Chereads / ANTON HANTU KEPALA TERBANG / Chapter 2 - Museum Timah

Chapter 2 - Museum Timah

Berpetualang di sebuah kota yang baru selalu saja menarik buat kami. Ada suasana yang berbeda dan tentu saja ada pula sejumlah pengalaman baru yang menanti di balik sebuah petualangan.

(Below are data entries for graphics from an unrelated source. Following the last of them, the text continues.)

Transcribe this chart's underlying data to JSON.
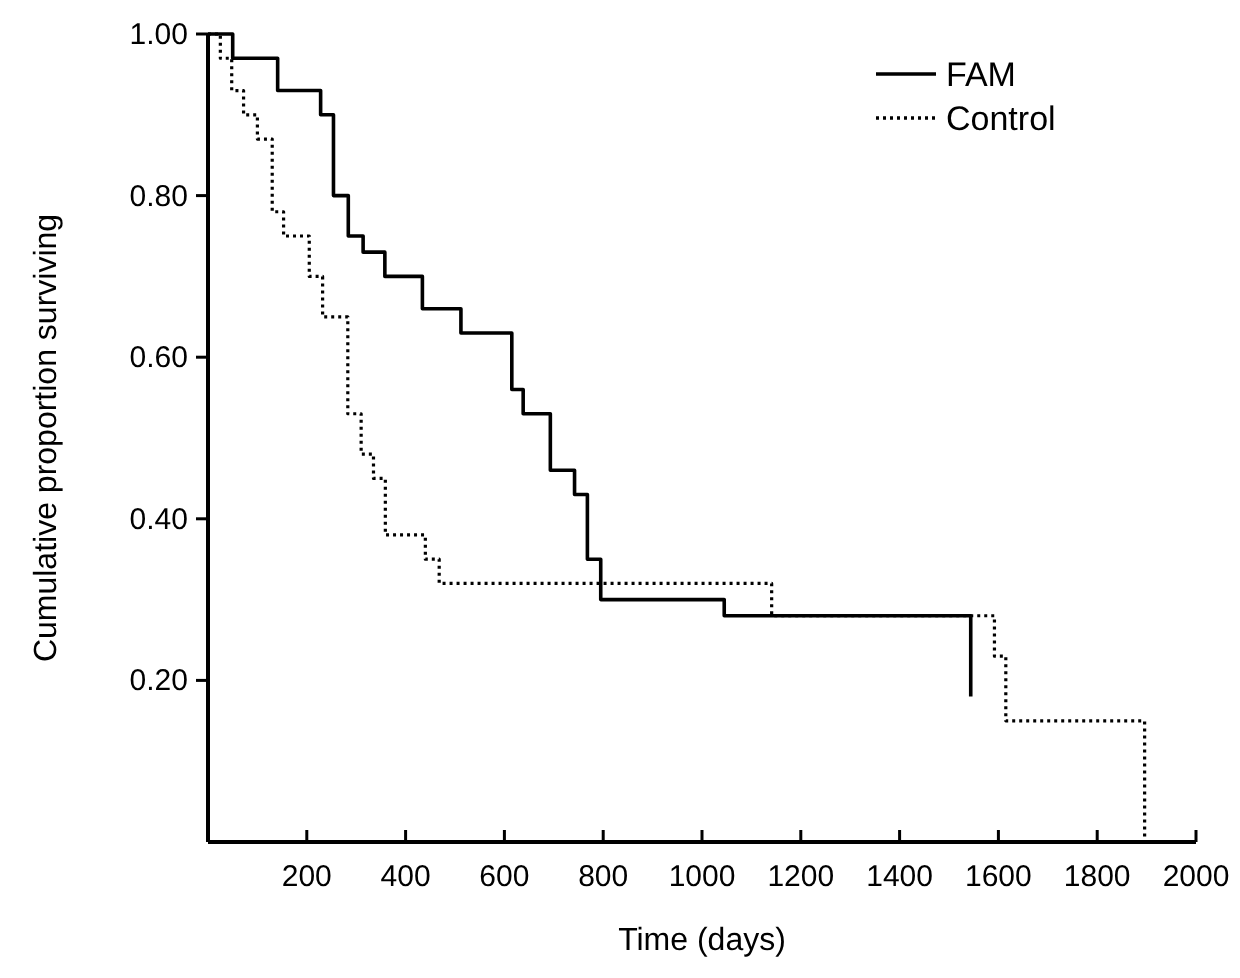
{
  "chart_data": {
    "type": "step",
    "xlabel": "Time (days)",
    "ylabel": "Cumulative proportion surviving",
    "xlim": [
      0,
      2000
    ],
    "ylim": [
      0,
      1
    ],
    "xticks": [
      200,
      400,
      600,
      800,
      1000,
      1200,
      1400,
      1600,
      1800,
      2000
    ],
    "yticks": [
      {
        "value": 0.2,
        "label": "0.20"
      },
      {
        "value": 0.4,
        "label": "0.40"
      },
      {
        "value": 0.6,
        "label": "0.60"
      },
      {
        "value": 0.8,
        "label": "0.80"
      },
      {
        "value": 1,
        "label": "1.00"
      }
    ],
    "legend": "top right",
    "grid": false,
    "marker": "none",
    "series": [
      {
        "name": "FAM",
        "color": "#000000",
        "line_style": "solid",
        "x": [
          0,
          50,
          141,
          228,
          254,
          284,
          314,
          358,
          434,
          512,
          615,
          638,
          693,
          742,
          768,
          795,
          1045,
          1544,
          1544
        ],
        "values": [
          1,
          0.97,
          0.93,
          0.9,
          0.8,
          0.75,
          0.73,
          0.7,
          0.66,
          0.63,
          0.56,
          0.53,
          0.46,
          0.43,
          0.35,
          0.3,
          0.28,
          0.28,
          0.18
        ]
      },
      {
        "name": "Control",
        "color": "#000000",
        "line_style": "dotted",
        "x": [
          0,
          25,
          48,
          72,
          100,
          130,
          153,
          205,
          232,
          283,
          310,
          335,
          359,
          440,
          468,
          1141,
          1592,
          1615,
          1896,
          1896
        ],
        "values": [
          1,
          0.97,
          0.93,
          0.9,
          0.87,
          0.78,
          0.75,
          0.7,
          0.65,
          0.53,
          0.48,
          0.45,
          0.38,
          0.35,
          0.32,
          0.28,
          0.23,
          0.15,
          0.15,
          0
        ]
      }
    ]
  }
}
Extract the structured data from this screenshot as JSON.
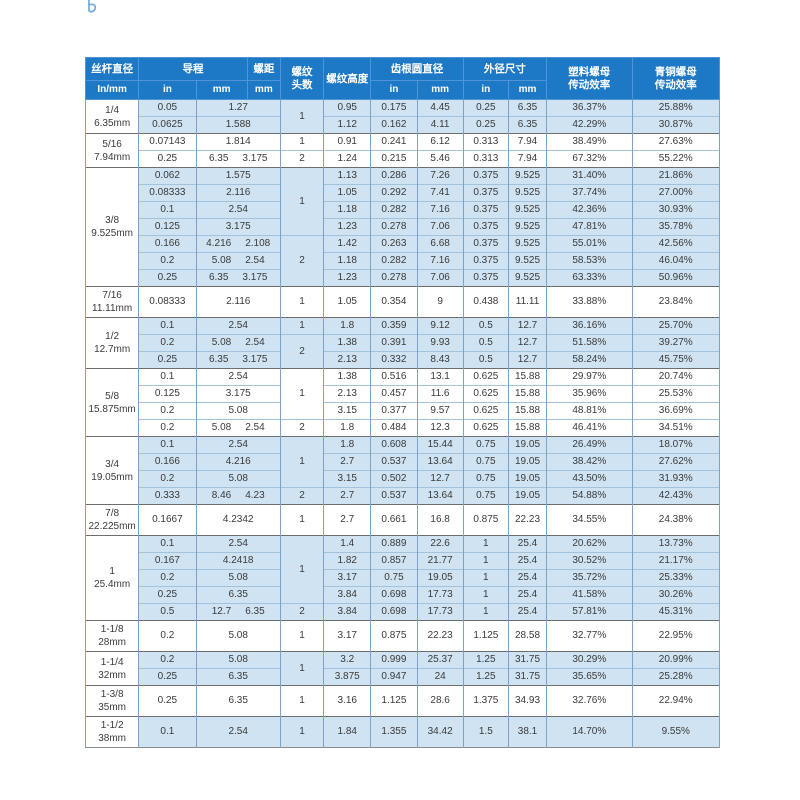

Rombongan berhenti sejenak di depan rumah seorang dokter, tetangga di kiri rumah kami. Di situ ada sebuah perempatan yang membuat ragu pimpinan rombongan. Kalau kami mengambil jalan lurus akan menghadapi turunan curam yang gelap, pilihan lainnya adalah jalan datar yang aman ke arah kanan atau kiri perempatan.

"Vi enaknya kita ke kiri dulu atau gimana?" Lili coba minta pertimbangan Vivi.

"Bebas aja yang penting aku gak mau lurus ke bawah," jawab Vivi.

"Iya serem juga masih terlalu gelap," ujar Oca turut bersuara.

"OK ... kita ke kiri dulu," ujar Lili memberi komando ke rombongan.

"Lurus juga gak apa-apa," komentar Andri sekenanya.

"Itu rute terakhir ajalah," balas Indra kepada saudara kembarnya.

Tak lama, rombongan yang terdiri dari delapan sepeda itu akhirnya bergerak perlahan ke arah kiri. Melewati satu atau dua rumah di kiri jalan, setelah itu terlihat sepasang lampu tembak yang menyorot ke arah langit hitam bergerak memutar membentuk garis orbit elektron di hamparan awan terdekat.

"Apa itu ...?" tanya Oxy.

"Lampu tembak," jawab Alan.

Lampu yang terletak dalam wadah berupa cawan pertambangan timah itu tampak terang benderang, mengundang serangga malam berkumpul di sekitar gelombang dan pita cahaya yang nyaris tak kasat mata dan lepas bersama emisi panas dari sepasang lampu tembak.

"Ini Museum Timah," ujar Vivi.

"Seisi kota mengenal bangunan ini," tambah Lili.

Andri dan Indra yang memang lahir di kota itu lalu menjelaskan bahwa Museum Timah itu sangat terkenal di kota Pangkal Pinang, karena ada lampu tembak yang cahayanya bisa menyentuh permukaan awan yang sedang beriringan di ketinggian tertentu.

"Cahaya lampunya bisa sampai ke awan," ujar Indra.

"Iya sangat terang!" Andri menimpali.

Arsitektur bangunan museum itu sangat kental dengan nafas desain kolonial bekas pemukiman keluarga Belanda. Pilar-pilarnya terlihat cukup jelas di balik tabir cahaya lampu tembak yang ditempatkan di halaman muka bangunan itu.

"Bagus ya," ujarku tanpa sadar mengagumi bangunan itu barang sesaat.